Delcarmen, born in the Dominican Republic, moved to the Bronx at age 7, and at first was raised by her aunt and grandmother. Two years ago, she came to Boston to be with her mother, and they stayed at family and friends' homes while looking for their own apartment.
Despite the frequent moving, she still ran track, joined the JROTC and took Advanced Placement classes.
The family of Alba Bego, the valedictorian at West Roxbury High School, fled war-torn Albania in 1997 after securing a visa through a lottery. Bego, 17, landed in an unfamiliar world, with gleaming skyscrapers, French fries and newspapers that published freely. Her motivation, she said, was making her parents proud of her success in a new land.
"Even in Albania, the guys at school didn't really care about school," Bego said. "Not that they were not smart. They didn't want to do any work, I guess. And the girls, they always competed."
The city will honor all 30 valedictorians tomorrow at its annual luncheon at the Boston Harbor Hotel. Seventeen were born outside the United States, hailing from Albania, Cape Verde, China, the Dominican Republic, Haiti, the Philippines, Tanzania, and Vietnam.

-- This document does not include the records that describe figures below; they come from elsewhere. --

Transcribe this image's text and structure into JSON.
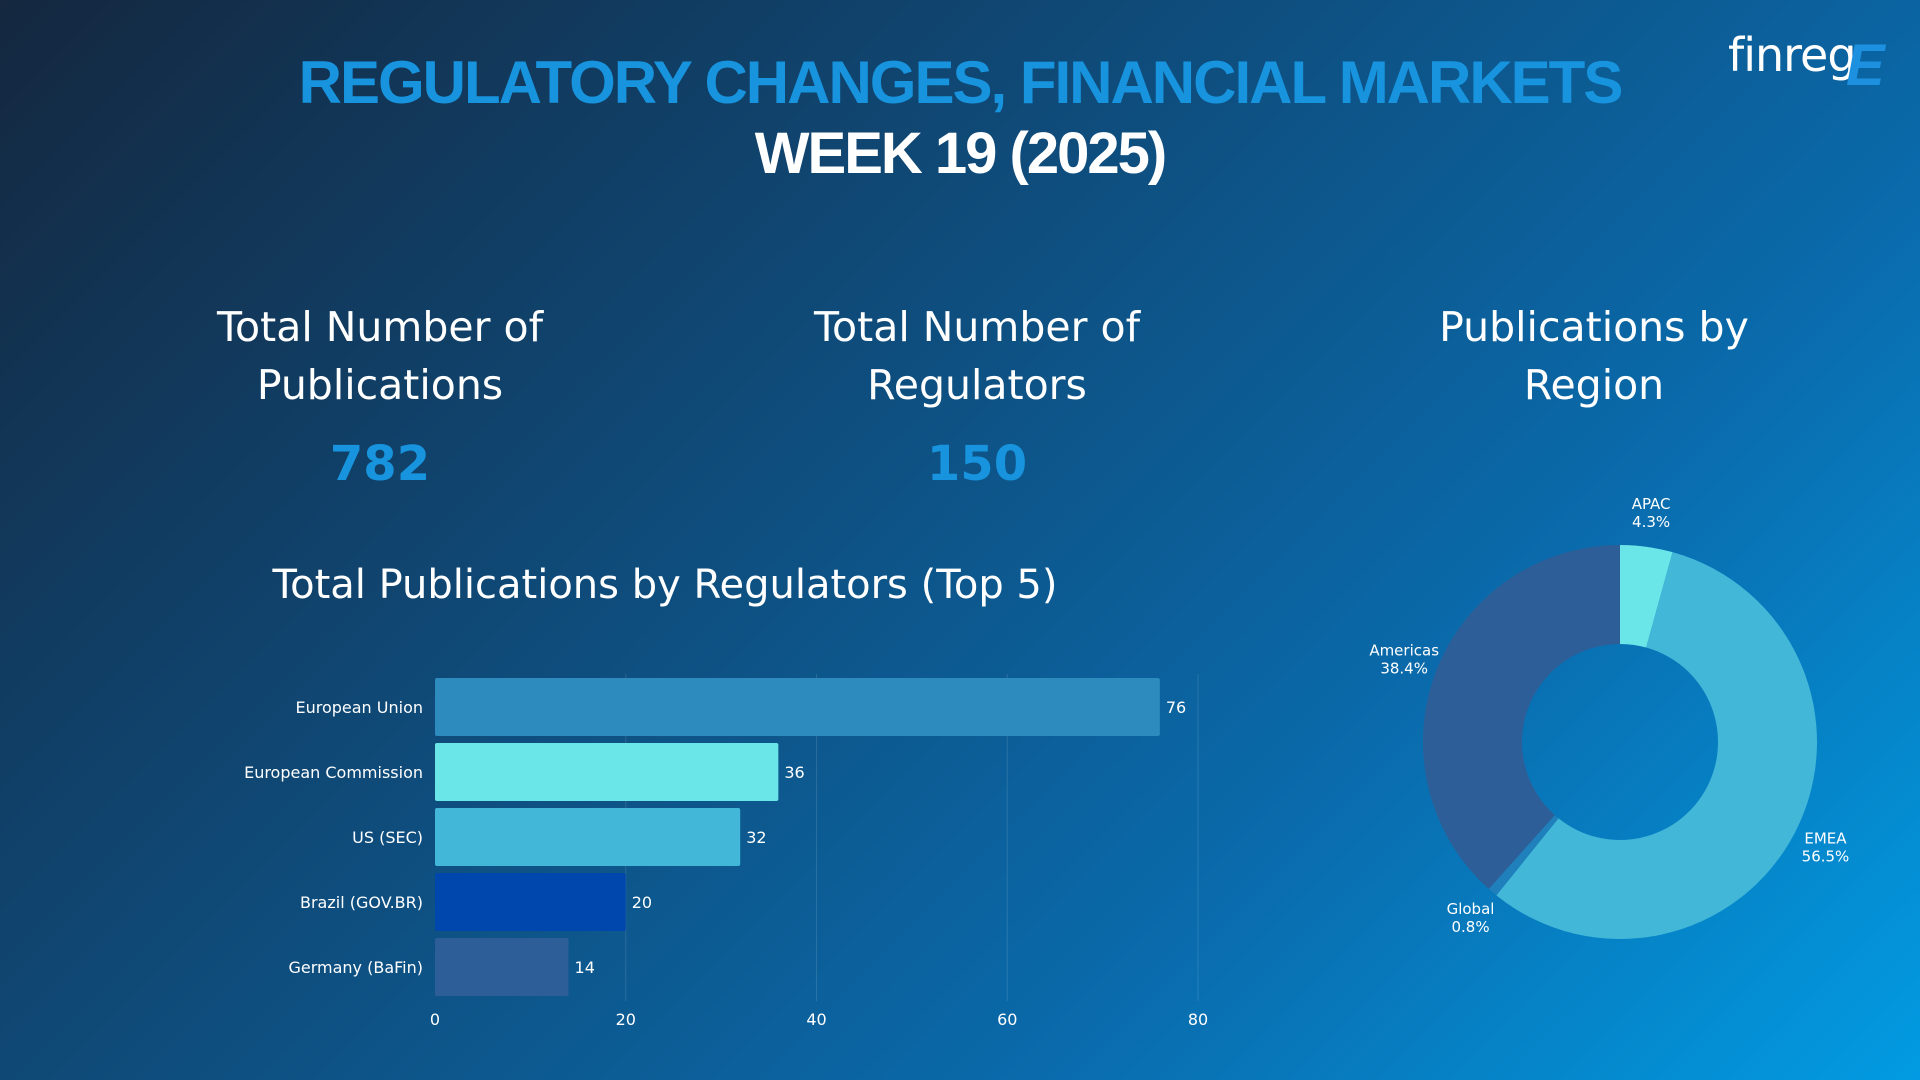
{
  "header": {
    "title": "REGULATORY CHANGES, FINANCIAL MARKETS",
    "subtitle": "WEEK 19 (2025)",
    "logo_text": "finreg",
    "logo_mark": "E"
  },
  "kpis": [
    {
      "label_line1": "Total Number of",
      "label_line2": "Publications",
      "value": "782"
    },
    {
      "label_line1": "Total Number of",
      "label_line2": "Regulators",
      "value": "150"
    }
  ],
  "region_panel": {
    "title_line1": "Publications by",
    "title_line2": "Region"
  },
  "bar_panel": {
    "title": "Total Publications by Regulators (Top 5)"
  },
  "colors": {
    "accent": "#1794dd",
    "bar_european_union": "#2e8bbe",
    "bar_european_commission": "#6ae6e8",
    "bar_us_sec": "#42b7d8",
    "bar_brazil": "#0047ad",
    "bar_germany": "#2e5e98",
    "pie_emea": "#42b7d8",
    "pie_americas": "#2e5e98",
    "pie_apac": "#6ae6e8",
    "pie_global": "#1f80bb"
  },
  "chart_data": [
    {
      "type": "bar",
      "orientation": "horizontal",
      "title": "Total Publications by Regulators (Top 5)",
      "categories": [
        "European Union",
        "European Commission",
        "US (SEC)",
        "Brazil (GOV.BR)",
        "Germany (BaFin)"
      ],
      "values": [
        76,
        36,
        32,
        20,
        14
      ],
      "xlim": [
        0,
        80
      ],
      "xticks": [
        0,
        20,
        40,
        60,
        80
      ],
      "grid": true,
      "data_labels": true
    },
    {
      "type": "pie",
      "donut": true,
      "title": "Publications by Region",
      "slices": [
        {
          "label": "APAC",
          "value": 4.3,
          "display": "4.3%"
        },
        {
          "label": "EMEA",
          "value": 56.5,
          "display": "56.5%"
        },
        {
          "label": "Global",
          "value": 0.8,
          "display": "0.8%"
        },
        {
          "label": "Americas",
          "value": 38.4,
          "display": "38.4%"
        }
      ]
    }
  ]
}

As graduates lined up Friday afternoon in the gymnasium at East Boston High School, senior Michael McNutt pointed out the divide he noticed. Far more girls wore honor society vests than boys.
"I don't think it's because they're inherently smarter," McNutt, 18, said. " I know that my friends, boys, are doing crazy things, and the girls are focused."
Globe Correspondent Katie Nelson contributed to this report.